Known as HB 302, the bill approved by state legislators on Tuesday prohibits the procedure at virtually every stage of pregnancy.

There are exceptions to the ban; one is an ectopic pregnancy, which is when a fertilized egg implants and grows outside of the uterus.

Physicians who perform unlawful abortions could lose their license to practice medicine and face criminal charges.

Additionally, the bill states that miscarriages and stillbirths are not considered abortions.

The Women's Health Center of West Virginia, the last clinic in the state, had already halted abortion services after the bill was passed by the state legislature. In a statement, the clinic's executive director said the ban "unfortunately comes as no surprise" and that it follows years of limited abortion access in the state.

"We provided abortion care for nearly 50 years, and while we have been forced to pause this care right now, we will continue providing the many other essential services we offer," Katie Quinonez, the clinic's executive director, said, adding, "We won’t stop fighting for your right to access comprehensive reproductive healthcare, and we remain committed to providing the care our community needs."
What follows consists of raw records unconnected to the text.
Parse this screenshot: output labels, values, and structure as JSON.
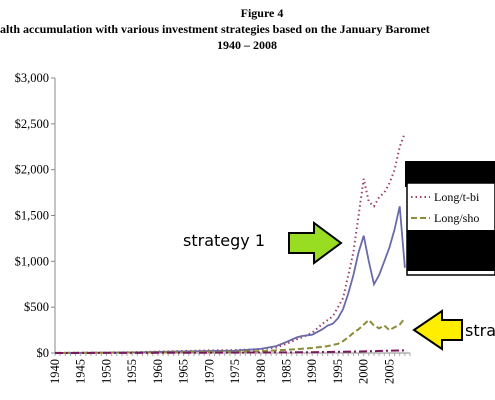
{
  "chart_data": {
    "type": "line",
    "title": "Figure 4",
    "subtitle": "alth accumulation with various investment strategies based on the January Baromet",
    "subtitle_years": "1940 – 2008",
    "xlim": [
      1940,
      2009
    ],
    "ylim": [
      0,
      3000
    ],
    "x_ticks": [
      "1940",
      "1945",
      "1950",
      "1955",
      "1960",
      "1965",
      "1970",
      "1975",
      "1980",
      "1985",
      "1990",
      "1995",
      "2000",
      "2005"
    ],
    "y_ticks": [
      "$0",
      "$500",
      "$1,000",
      "$1,500",
      "$2,000",
      "$2,500",
      "$3,000"
    ],
    "grid": false,
    "legend_position": "right",
    "legend_entries": [
      "Long/t-bi",
      "Long/sho",
      ""
    ],
    "annotations": [
      {
        "label": "strategy 1",
        "arrow_color": "#99dd22"
      },
      {
        "label": "stra",
        "arrow_color": "#ffee00"
      }
    ],
    "series": [
      {
        "name": "Long/t-bi",
        "color": "#a0406b",
        "dash": "dotted",
        "x": [
          1940,
          1945,
          1950,
          1955,
          1960,
          1965,
          1970,
          1975,
          1980,
          1983,
          1985,
          1987,
          1988,
          1990,
          1992,
          1994,
          1995,
          1996,
          1997,
          1998,
          1999,
          2000,
          2001,
          2002,
          2003,
          2004,
          2005,
          2006,
          2007,
          2008
        ],
        "y": [
          1,
          3,
          5,
          9,
          15,
          22,
          28,
          32,
          42,
          60,
          100,
          150,
          170,
          220,
          320,
          400,
          500,
          600,
          850,
          1100,
          1500,
          1900,
          1650,
          1600,
          1700,
          1750,
          1850,
          2000,
          2250,
          2400
        ]
      },
      {
        "name": "",
        "color": "#6a6aa8",
        "dash": "solid",
        "x": [
          1940,
          1945,
          1950,
          1955,
          1960,
          1965,
          1970,
          1975,
          1980,
          1983,
          1985,
          1987,
          1988,
          1990,
          1992,
          1993,
          1994,
          1995,
          1996,
          1997,
          1998,
          1999,
          2000,
          2001,
          2002,
          2003,
          2004,
          2005,
          2006,
          2007,
          2008
        ],
        "y": [
          1,
          2,
          4,
          7,
          12,
          18,
          22,
          25,
          45,
          75,
          120,
          170,
          185,
          200,
          260,
          300,
          320,
          380,
          480,
          650,
          850,
          1100,
          1280,
          1000,
          750,
          850,
          1000,
          1150,
          1350,
          1600,
          930
        ]
      },
      {
        "name": "Long/sho",
        "color": "#8c8c3a",
        "dash": "dashed",
        "x": [
          1940,
          1945,
          1950,
          1955,
          1960,
          1965,
          1970,
          1975,
          1980,
          1985,
          1990,
          1993,
          1995,
          1996,
          1997,
          1998,
          1999,
          2000,
          2001,
          2002,
          2003,
          2004,
          2005,
          2006,
          2007,
          2008
        ],
        "y": [
          1,
          2,
          3,
          5,
          7,
          10,
          12,
          14,
          20,
          35,
          55,
          75,
          100,
          130,
          170,
          220,
          260,
          310,
          360,
          300,
          270,
          300,
          250,
          280,
          310,
          380
        ]
      },
      {
        "name": "",
        "color": "#7a1a5a",
        "dash": "dashdot",
        "x": [
          1940,
          1950,
          1960,
          1970,
          1980,
          1990,
          1995,
          2000,
          2005,
          2008
        ],
        "y": [
          0,
          1,
          2,
          3,
          5,
          9,
          13,
          18,
          25,
          28
        ]
      }
    ]
  }
}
This is part of a calculated, decades-long effort by the forced birth movement to dismantle access to abortion and contraception so they can maintain power and control,"

The bill passed both chambers last week, but returned to the House for a vote after an amendment by the Senate stripped a section of the bill that would see doctors imprisoned for up to 10 years if they perform abortions outside of the exceptions.
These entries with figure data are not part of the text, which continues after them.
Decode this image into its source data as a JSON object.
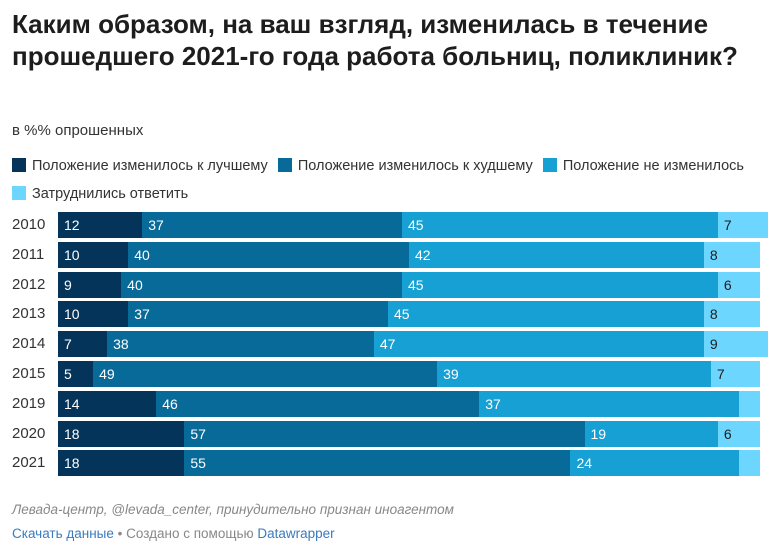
{
  "title": "Каким образом, на ваш взгляд, изменилась в течение прошедшего 2021-го года работа больниц, поликлиник?",
  "subtitle": "в %% опрошенных",
  "legend": [
    {
      "label": "Положение изменилось к лучшему",
      "color": "#043459"
    },
    {
      "label": "Положение изменилось к худшему",
      "color": "#086a99"
    },
    {
      "label": "Положение не изменилось",
      "color": "#16a0d3"
    },
    {
      "label": "Затруднились ответить",
      "color": "#6dd6ff"
    }
  ],
  "chart_data": {
    "type": "bar",
    "orientation": "horizontal",
    "stacked": true,
    "categories": [
      "2010",
      "2011",
      "2012",
      "2013",
      "2014",
      "2015",
      "2019",
      "2020",
      "2021"
    ],
    "series": [
      {
        "name": "Положение изменилось к лучшему",
        "color": "#043459",
        "values": [
          12,
          10,
          9,
          10,
          7,
          5,
          14,
          18,
          18
        ]
      },
      {
        "name": "Положение изменилось к худшему",
        "color": "#086a99",
        "values": [
          37,
          40,
          40,
          37,
          38,
          49,
          46,
          57,
          55
        ]
      },
      {
        "name": "Положение не изменилось",
        "color": "#16a0d3",
        "values": [
          45,
          42,
          45,
          45,
          47,
          39,
          37,
          19,
          24
        ]
      },
      {
        "name": "Затруднились ответить",
        "color": "#6dd6ff",
        "values": [
          7,
          8,
          6,
          8,
          9,
          7,
          3,
          6,
          3
        ]
      }
    ],
    "labels": [
      [
        "12",
        "37",
        "45",
        "7"
      ],
      [
        "10",
        "40",
        "42",
        "8"
      ],
      [
        "9",
        "40",
        "45",
        "6"
      ],
      [
        "10",
        "37",
        "45",
        "8"
      ],
      [
        "7",
        "38",
        "47",
        "9"
      ],
      [
        "5",
        "49",
        "39",
        "7"
      ],
      [
        "14",
        "46",
        "37",
        ""
      ],
      [
        "18",
        "57",
        "19",
        "6"
      ],
      [
        "18",
        "55",
        "24",
        ""
      ]
    ],
    "xlim": [
      0,
      100
    ]
  },
  "footer": {
    "source": "Левада-центр, @levada_center, принудительно признан иноагентом",
    "download_label": "Скачать данные",
    "separator": "• Создано с помощью",
    "tool_label": "Datawrapper"
  }
}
The Senate also changed the bill's exceptions for rape and incest. In the House-backed version, rape and incest were excluded from the ban until about 14 weeks' gestation and as long as a report is filed with a "qualified law enforcement officer." In the Senate, the exceptions are until eight weeks' gestation.

The bill passed by legislators requires physicians to report any abortions they perform to the commissioner of the state's Bureau for Public Health within 15 days, including a justification for why the care was provided.
 
To recap, the "reasonable compromise position" becoming law in WV is "You cannot have an abortion unless it's rape, incest, or the pregnancy is killing you and for now, we won't imprison women and doctors over miscarriages."

Women lose the rights to their own bodies, but at least they aren't being jailed for infanticide.  You know, until SCOTUS makes abortions and miscarriages alike illegal because of "fetal personhood" and women are rounded up and jailed by the millions.

For profit.

Realize the current situation of abortions being legal in some states and criminalized in others is untenable. We're going to get a nationwide federal law or SCOTUS decision as a de facto nationwide law within the next few years. It will not be "left up to the states" for much longer.

Vote like your uterus depends on it, because it does.